In der aktuellen Situation ist in vielen Familien Not ausgebrochen. Neben der geschlossenen Kita ist für Familien durch geschlossene Spielplätze, abgesagte Sport- und Bewegungsstunden etc. auch jegliche Alternative zum Aufenthalt in der Wohnung weggebrochen. Für (Klein-)Kinder reichen Spaziergänge an der frischen Luft aber lange nicht aus.
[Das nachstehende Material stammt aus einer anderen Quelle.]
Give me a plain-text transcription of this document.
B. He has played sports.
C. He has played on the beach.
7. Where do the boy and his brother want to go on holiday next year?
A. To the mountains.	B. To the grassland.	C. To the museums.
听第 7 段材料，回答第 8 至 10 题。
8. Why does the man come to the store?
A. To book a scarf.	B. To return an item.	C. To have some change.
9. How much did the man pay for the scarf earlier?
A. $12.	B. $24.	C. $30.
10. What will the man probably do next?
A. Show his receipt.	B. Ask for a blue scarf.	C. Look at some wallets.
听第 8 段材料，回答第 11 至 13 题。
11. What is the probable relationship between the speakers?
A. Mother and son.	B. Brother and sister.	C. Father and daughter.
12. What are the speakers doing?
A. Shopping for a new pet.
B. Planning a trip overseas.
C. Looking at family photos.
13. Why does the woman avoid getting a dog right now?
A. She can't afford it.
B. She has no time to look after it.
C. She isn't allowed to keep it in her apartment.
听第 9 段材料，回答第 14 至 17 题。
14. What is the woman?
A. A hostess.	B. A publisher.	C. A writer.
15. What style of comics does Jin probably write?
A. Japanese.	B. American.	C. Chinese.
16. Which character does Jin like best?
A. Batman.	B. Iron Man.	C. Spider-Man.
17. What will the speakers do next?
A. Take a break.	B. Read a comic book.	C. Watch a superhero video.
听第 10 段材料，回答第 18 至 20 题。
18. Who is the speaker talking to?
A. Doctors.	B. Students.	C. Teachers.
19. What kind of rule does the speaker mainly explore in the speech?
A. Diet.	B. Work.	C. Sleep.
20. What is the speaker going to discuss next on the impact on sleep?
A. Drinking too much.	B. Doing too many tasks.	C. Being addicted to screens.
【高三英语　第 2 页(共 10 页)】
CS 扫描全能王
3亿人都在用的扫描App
Die Belastungserscheinungen können Familien bundesweit an ihren Kleinkindern erleben: gelangweilte Kinder, Verhaltensauffälligkeiten zuhause durch fehlenden sozialen Kontakt und immer mehr ratlose Eltern, die komplett für die nächste Tagesbeschäftigung sorgen müssen.

Viele Familien mit kleinen Kindern sind selbst im Normalzustand mit intakten Betreuungs- und Unterstützungsnetzwerken an ihren Belastungsgrenzen. Wenn all dies jedoch längerfristig ausfällt, sind auch stabile Familienkonstellationen überstrapaziert. Um ihre Aufgaben und Arbeitszeiten ansatzweise zu erledigen sind für die meisten Eltern im Homeoffice Arbeitszeiten von 5.30h bis 22:30/23h Alltag. Hier wollen wir Perspektiven anbieten.

 

Gesundheit der Fachkräfte gewährleisten

Die SPD Berlin setzt sich seit vielen Jahren für die Belange der Kita-Fachkräfte in der Stadt ein. So haben wir die Arbeitsbedingungen unter anderem dadurch verbessert, dass weniger Kinder von einer Fachkraft betreut werden. Auch der Leitungsschlüssels wurde zugunsten der Fachkräfte angepasst. Außerdem wird über das Gute-Kita-Gesetz im kommenden Jahr u.a. eine Brennpunktzulage und eine bessere Ausstattung in den Einrichtungen finanziert.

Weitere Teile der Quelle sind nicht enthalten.